The latest government figures showed that more than 50 people living in eight private hostels were under immediate threat and would have to find new homes as their institutions had yet to apply for a licence that certified the homes met service and safety standards.
They had also not applied for a temporary exemption, as required by law, to continue their businesses after June 10.
Only eight private homes held licences as of April 1, although most of the rules had been in force since November 18, 2011. However, some had applied for exemptions.
The 18-month grace period, which allowed all private and subsidised hostels to apply for licences, ends on June 10, meaning that those without a licence or an exemption would have to shut down or face penalties.
The Social Welfare Department was processing applications for either a licence or an exemption from 34 of the city's 316 government-subvented and private care homes.
"At least one-third [of private homes] might close down [when their temporary exemptions expire]," said Joe Li Wing-yiu, chairman of the Private Hostel for Rehabilitation Association. "It is a very conservative estimate … Small hostels have already found it hard to survive."
About half of the private homes had fewer than 40 clients, said Li, whose group represents some 80 per cent of the private homes.
Commissioner for Rehabilitation Stephen Sui Wai-keung said exemptions generally lasted 12 to 18 months.
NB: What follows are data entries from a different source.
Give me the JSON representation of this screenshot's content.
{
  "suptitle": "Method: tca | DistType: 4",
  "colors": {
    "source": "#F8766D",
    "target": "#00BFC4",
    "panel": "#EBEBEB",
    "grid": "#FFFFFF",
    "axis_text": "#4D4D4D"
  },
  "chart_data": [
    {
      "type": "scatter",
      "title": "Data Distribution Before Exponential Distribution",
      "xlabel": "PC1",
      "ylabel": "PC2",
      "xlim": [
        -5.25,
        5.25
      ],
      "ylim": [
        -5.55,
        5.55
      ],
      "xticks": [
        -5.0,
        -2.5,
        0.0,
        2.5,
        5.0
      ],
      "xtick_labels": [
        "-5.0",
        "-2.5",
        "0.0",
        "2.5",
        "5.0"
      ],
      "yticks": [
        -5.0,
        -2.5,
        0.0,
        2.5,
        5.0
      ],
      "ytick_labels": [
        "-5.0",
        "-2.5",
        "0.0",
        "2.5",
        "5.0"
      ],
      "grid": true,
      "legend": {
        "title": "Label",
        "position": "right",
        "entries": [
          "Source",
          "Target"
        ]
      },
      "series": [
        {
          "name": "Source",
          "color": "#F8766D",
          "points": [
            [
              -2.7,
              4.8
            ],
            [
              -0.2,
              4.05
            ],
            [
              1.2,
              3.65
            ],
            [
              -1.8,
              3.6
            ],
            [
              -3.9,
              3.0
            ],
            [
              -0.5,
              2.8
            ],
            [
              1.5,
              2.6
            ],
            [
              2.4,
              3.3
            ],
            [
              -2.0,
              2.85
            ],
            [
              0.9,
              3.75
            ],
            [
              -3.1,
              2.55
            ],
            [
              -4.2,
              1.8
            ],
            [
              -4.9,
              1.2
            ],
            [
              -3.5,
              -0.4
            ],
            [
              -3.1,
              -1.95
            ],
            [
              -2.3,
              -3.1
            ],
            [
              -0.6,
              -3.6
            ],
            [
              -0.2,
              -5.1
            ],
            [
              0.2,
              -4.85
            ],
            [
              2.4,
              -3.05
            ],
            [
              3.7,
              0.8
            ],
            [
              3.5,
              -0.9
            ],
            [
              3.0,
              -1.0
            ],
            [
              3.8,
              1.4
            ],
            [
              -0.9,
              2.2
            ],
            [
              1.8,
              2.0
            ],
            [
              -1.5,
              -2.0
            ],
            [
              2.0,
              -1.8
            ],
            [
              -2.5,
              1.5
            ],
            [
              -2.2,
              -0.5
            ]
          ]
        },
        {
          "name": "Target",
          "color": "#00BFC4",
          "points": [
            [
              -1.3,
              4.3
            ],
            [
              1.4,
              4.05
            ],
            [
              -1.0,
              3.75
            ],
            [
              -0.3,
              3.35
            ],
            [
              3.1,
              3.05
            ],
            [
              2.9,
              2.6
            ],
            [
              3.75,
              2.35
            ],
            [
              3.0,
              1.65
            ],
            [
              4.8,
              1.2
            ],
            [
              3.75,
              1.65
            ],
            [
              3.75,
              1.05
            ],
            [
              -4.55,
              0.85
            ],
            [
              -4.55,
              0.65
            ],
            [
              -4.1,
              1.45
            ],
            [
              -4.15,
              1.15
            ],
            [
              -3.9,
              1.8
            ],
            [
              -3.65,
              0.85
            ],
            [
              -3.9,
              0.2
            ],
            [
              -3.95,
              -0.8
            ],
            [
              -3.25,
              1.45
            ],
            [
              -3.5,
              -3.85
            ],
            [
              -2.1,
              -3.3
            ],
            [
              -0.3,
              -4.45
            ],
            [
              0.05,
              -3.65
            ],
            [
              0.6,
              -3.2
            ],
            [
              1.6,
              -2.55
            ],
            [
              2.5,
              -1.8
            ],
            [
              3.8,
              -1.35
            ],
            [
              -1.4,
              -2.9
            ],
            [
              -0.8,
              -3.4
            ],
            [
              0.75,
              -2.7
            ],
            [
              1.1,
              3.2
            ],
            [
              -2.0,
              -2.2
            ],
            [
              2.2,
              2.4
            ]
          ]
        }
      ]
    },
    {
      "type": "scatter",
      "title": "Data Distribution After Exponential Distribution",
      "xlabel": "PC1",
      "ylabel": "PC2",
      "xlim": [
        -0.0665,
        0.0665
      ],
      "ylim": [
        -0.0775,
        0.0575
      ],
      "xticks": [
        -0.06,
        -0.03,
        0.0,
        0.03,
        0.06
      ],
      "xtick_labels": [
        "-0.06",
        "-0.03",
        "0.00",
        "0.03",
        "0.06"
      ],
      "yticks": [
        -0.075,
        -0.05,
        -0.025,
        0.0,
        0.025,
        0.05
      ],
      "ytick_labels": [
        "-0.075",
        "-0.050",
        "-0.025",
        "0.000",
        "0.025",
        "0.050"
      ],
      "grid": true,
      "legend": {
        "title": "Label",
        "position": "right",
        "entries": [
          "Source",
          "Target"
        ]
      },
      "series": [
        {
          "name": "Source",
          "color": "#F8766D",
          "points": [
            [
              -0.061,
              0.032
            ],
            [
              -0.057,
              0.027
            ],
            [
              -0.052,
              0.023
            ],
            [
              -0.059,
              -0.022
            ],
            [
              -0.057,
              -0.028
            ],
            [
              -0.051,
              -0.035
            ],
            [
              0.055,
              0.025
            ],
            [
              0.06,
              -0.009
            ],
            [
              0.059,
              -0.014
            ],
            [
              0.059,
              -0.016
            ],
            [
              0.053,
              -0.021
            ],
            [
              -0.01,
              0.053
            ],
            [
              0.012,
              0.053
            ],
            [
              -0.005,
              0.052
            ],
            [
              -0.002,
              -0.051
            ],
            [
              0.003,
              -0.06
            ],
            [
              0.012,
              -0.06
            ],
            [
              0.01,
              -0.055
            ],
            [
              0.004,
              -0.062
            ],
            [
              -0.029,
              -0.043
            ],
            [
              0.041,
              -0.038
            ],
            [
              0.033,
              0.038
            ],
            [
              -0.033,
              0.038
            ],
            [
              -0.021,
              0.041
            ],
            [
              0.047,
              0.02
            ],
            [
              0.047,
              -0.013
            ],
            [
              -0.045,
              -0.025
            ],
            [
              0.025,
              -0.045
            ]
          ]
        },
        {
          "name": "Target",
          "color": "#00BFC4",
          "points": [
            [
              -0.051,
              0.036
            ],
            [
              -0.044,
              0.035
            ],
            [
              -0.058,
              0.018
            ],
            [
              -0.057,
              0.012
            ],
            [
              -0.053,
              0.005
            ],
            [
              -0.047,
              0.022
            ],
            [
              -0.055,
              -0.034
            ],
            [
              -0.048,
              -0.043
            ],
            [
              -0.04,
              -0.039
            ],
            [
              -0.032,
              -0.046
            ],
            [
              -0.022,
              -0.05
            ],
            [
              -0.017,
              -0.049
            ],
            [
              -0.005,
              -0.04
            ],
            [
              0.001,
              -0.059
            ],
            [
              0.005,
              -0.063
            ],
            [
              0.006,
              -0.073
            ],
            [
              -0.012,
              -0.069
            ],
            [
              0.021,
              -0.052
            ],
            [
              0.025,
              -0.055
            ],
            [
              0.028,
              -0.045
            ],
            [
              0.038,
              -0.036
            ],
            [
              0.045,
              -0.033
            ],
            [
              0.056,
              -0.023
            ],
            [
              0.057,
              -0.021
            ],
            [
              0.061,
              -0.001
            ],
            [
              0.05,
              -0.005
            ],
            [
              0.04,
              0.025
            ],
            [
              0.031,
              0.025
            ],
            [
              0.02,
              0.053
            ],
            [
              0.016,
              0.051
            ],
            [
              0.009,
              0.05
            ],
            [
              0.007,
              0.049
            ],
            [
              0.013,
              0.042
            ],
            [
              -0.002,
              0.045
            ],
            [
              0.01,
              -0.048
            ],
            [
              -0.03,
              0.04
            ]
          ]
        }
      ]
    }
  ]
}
Sui told lawmakers on Tuesday that the Social Welfare Department would see whether the homes were taking concrete action to comply with the licensing rules when considering exemption renewals.
He added that, as far as they knew, the operators of the hostels that had yet to apply to continue business had already planned to relocate their residents to other private homes.
Li attributed the threat of closure to the licensing rules requiring operators to ensure their land use was in line with the land lease conditions and zoning plans, and the fact premises had to meet legal standards on design, fire safety, building and floor space for each resident.
"Such renovations will incur huge costs," he said. "But private homes can hardly expect a good return from their investments as it is unlikely they will be able to raise residence fees.
"Many of the residents have no ability to work and live on welfare."
Li said more than 90 per cent of residents in private homes relied on Comprehensive Social Security Assistance payments.
Council for Social Service rehabilitation service chief officer Eddie Suen Kwok-tung said upgrading facilities would be tough for many of the smaller private homes, with lack of space being one of the biggest obstacles.
"It's true that a lot of [care homes] are behind, especially in their facilities, as many were established many years ago," he said. It was understandable that private homes needed to be regulated for the sake of users, he said, but he also criticised the government for allowing the wait for places in subvented care homes to have got so out of hand.
A spokesman for the Social Welfare Department said with HK$39 million funding from the Lotteries Fund, the department would subsidise the work needed on private homes, capped at 60 per cent of the costs.
Two applications had been received and were being processed. Similar subsidies were also offered to subvented and self-financing care homes.